Я понял, что допустил непростительную ошибку. Я понял, что Америка не для меня, что в ней я никогда не уживусь. Я был убежден, что в этой стране я всегда буду чувствовать себя чужим. Чем скорее я отсюда выберусь, тем будет лучше для меня. И, несомненно, для Америки.
Задержка была только в деньгах. Мне нужно было заработать достаточно денег, чтобы оплатить обратный проезд в милую, благословенную Европу. В Европу, которая так хорошо меня понимает и которую я так хорошо понимаю.
Это было в середине двадцатых годов.
Я все еще здесь.
Я не уехал отсюда, не вернулся в Европу. И вряд ли когда-либо вернусь. Откровенно говоря, я никуда не хочу уезжать из Америки. Я ее очень люблю.
Я не могу себе представить другого места на земном шаре, где я бы себя так хорошо чувствовал, как в Америке.
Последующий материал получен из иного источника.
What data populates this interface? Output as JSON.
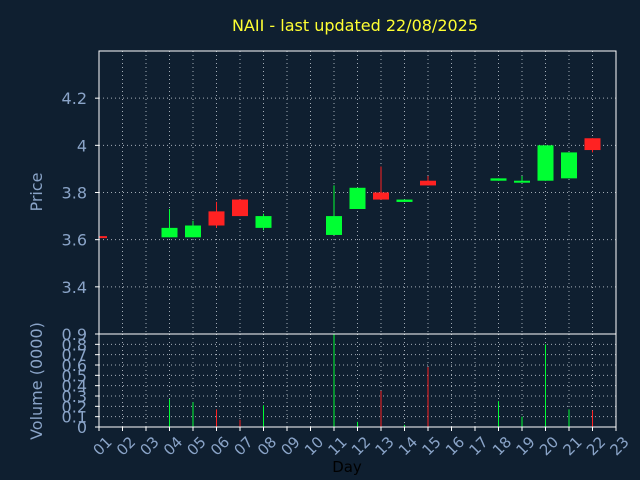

У меня нет никакого желания делать праздные догадки о том, как бы я поступил, если бы в России вдруг произошел переворот и она превратилась бы в свободную демократию. Возможно, что я, не теряя ни минуты времени, помчался бы туда. А возможно, что и нет. Я слишком стар, чтобы срываться с насиженного места. Тут моя вторая родина.
И я ее очень люблю.
Порой мне кажется, что я люблю Америку сильнее, чем ее любят сами американцы. Это вполне понятно. Человек всегда больше ценит богатства, которые он приобрел собственным трудом, нежели богатства, доставшиеся ему по наследству. Американцы родились в свободной стране. Они принимают за должное то, что мне кажется высочайшим идеалом.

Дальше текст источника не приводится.